Explorer enables data scientists and researchers to focus on answering biological questions by abstracting away the need for managing scalable computational infrastructure.
Although Explorer is built with special consideration for genomics applications and Gencove datasets in mind, it is a general-purpose computing platform on which general scientific computing can be easily performed.
Explorer allows you to organize, analyze, and visualize your data all in one place. At a high level, Explorer comprises the following systems:
- An Explorer instance, which is a dedicated Linux machine with which you interact through a hosted JupyterLab instance
- A scalable compute cluster (up to tens of thousands of CPUs), to which you can submit arbitrary analysis jobs from within your Explorer instance
- A persistent object store providing private cloud storage, on which you can store your data and analysis outputs
- The Explorer SDK, a lightweight Python package which makes it easy to interface with both the compute cluster and object storage and which additionally provides a native integration with Gencove-generated data
- Explorer Shortcuts, a Python package which provides off-the-shelf functions to perform commonly required tasks such as merging VCFs, filtering alignments, VCF annotation, genotype concordance calculations, and more
For those with a more traditional cluster computing background, one can think of the Explorer instance as the head node of a cluster, on which light analyses can be performed and from which jobs that require heavy lifting can be submitted to the Batch cluster through use of the Explorer SDK. The difference here is that persistent object storage is achieved through the use of private cloud storage rather than, for example, a shared filesystem on the compute nodes of the cluster.
A variety of abstractions for cluster jobs and input/output files are implemented in the Explorer SDK.
Particularly of note is an abstraction of an "analysis" (implemented through a Python Analysis object), which encapsulates a "work function", a user-defined function which allows interleaved shell and Python code, along with the inputs and outputs associated with a job that is submitted to the Explorer cluster. This abstraction enables the straightforward definition of an arbitrary analysis that can leverage both bioinformatics shell tools (e.g., PLINK, samtools, bcftools, etc.) as well as Python.

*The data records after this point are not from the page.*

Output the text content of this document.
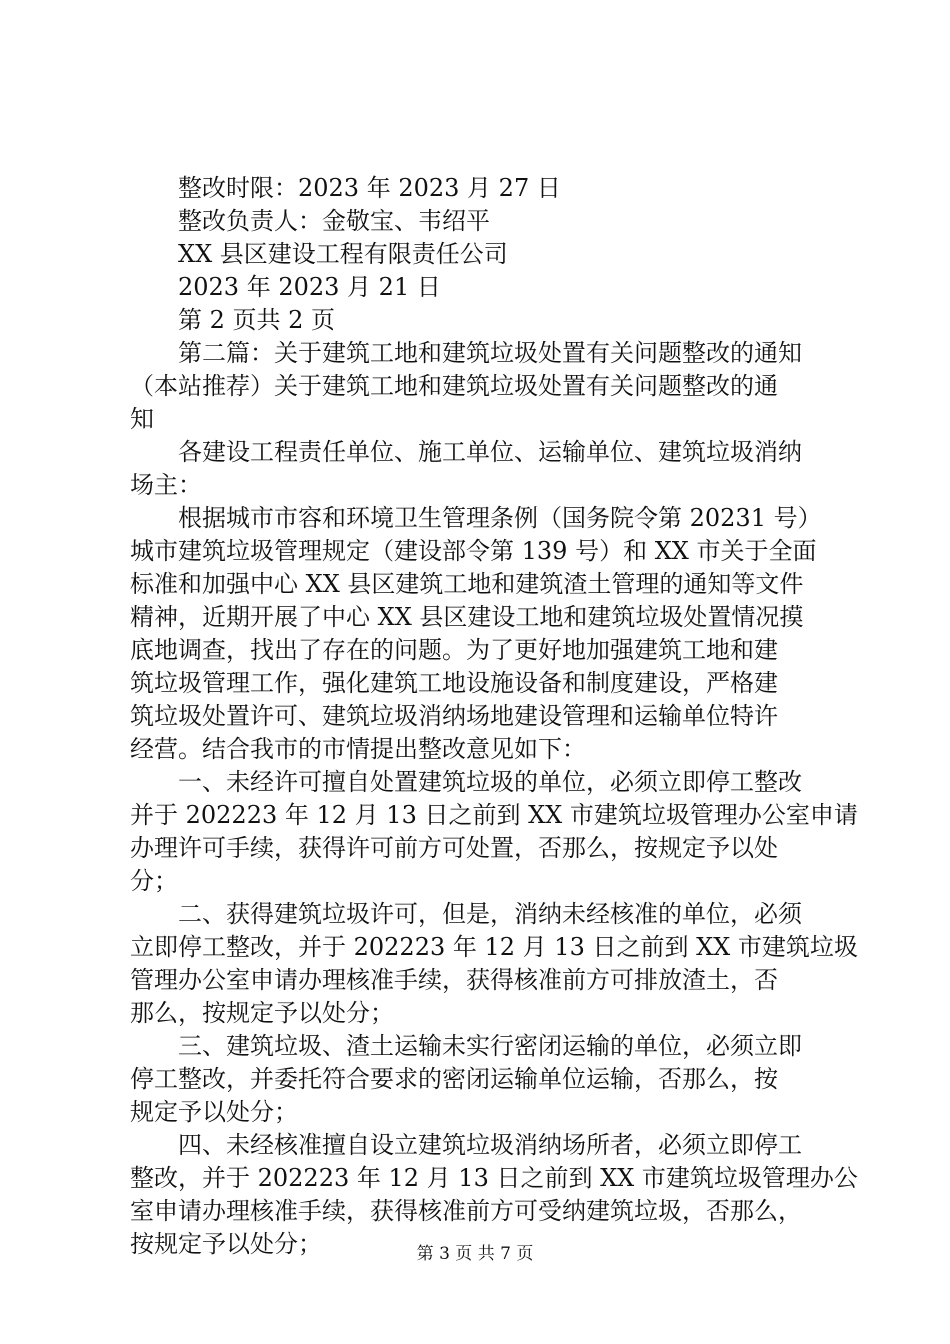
整改时限：2023 年 2023 月 27 日
整改负责人：金敬宝、韦绍平
XX 县区建设工程有限责任公司
2023 年 2023 月 21 日
第 2 页共 2 页
第二篇：关于建筑工地和建筑垃圾处置有关问题整改的通知
（本站推荐）关于建筑工地和建筑垃圾处置有关问题整改的通
知
各建设工程责任单位、施工单位、运输单位、建筑垃圾消纳
场主：
根据城市市容和环境卫生管理条例（国务院令第 20231 号）
城市建筑垃圾管理规定（建设部令第 139 号）和 XX 市关于全面
标准和加强中心 XX 县区建筑工地和建筑渣土管理的通知等文件
精神，近期开展了中心 XX 县区建设工地和建筑垃圾处置情况摸
底地调查，找出了存在的问题。为了更好地加强建筑工地和建
筑垃圾管理工作，强化建筑工地设施设备和制度建设，严格建
筑垃圾处置许可、建筑垃圾消纳场地建设管理和运输单位特许
经营。结合我市的市情提出整改意见如下：
一、未经许可擅自处置建筑垃圾的单位，必须立即停工整改
并于 202223 年 12 月 13 日之前到 XX 市建筑垃圾管理办公室申请
办理许可手续，获得许可前方可处置，否那么，按规定予以处
分；
二、获得建筑垃圾许可，但是，消纳未经核准的单位，必须
立即停工整改，并于 202223 年 12 月 13 日之前到 XX 市建筑垃圾
管理办公室申请办理核准手续，获得核准前方可排放渣土，否
那么，按规定予以处分；
三、建筑垃圾、渣土运输未实行密闭运输的单位，必须立即
停工整改，并委托符合要求的密闭运输单位运输，否那么，按
规定予以处分；
四、未经核准擅自设立建筑垃圾消纳场所者，必须立即停工
整改，并于 202223 年 12 月 13 日之前到 XX 市建筑垃圾管理办公
室申请办理核准手续，获得核准前方可受纳建筑垃圾，否那么，
按规定予以处分；	第 3 页 共 7 页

Furthermore, the SDK enables the definition of dependencies between multiple different analysis jobs, such that entire workflows with various sequential and interdependent steps can easily be defined and executed on the Explorer-provided cluster (without having to manage the underlying infrastructure) as long as the workflow can be represented as a directed acyclic graph (DAG).
By bundling an on-demand computing cluster with a genomics-oriented SDK and native integration with other existing elements of the Gencove platform, data science and research teams are empowered to spend their time focusing on the analytical elements of scientific research rather than dealing with the dual challenges of managing complex infrastructure and the operational complexity that comes with having to navigate multiple systems.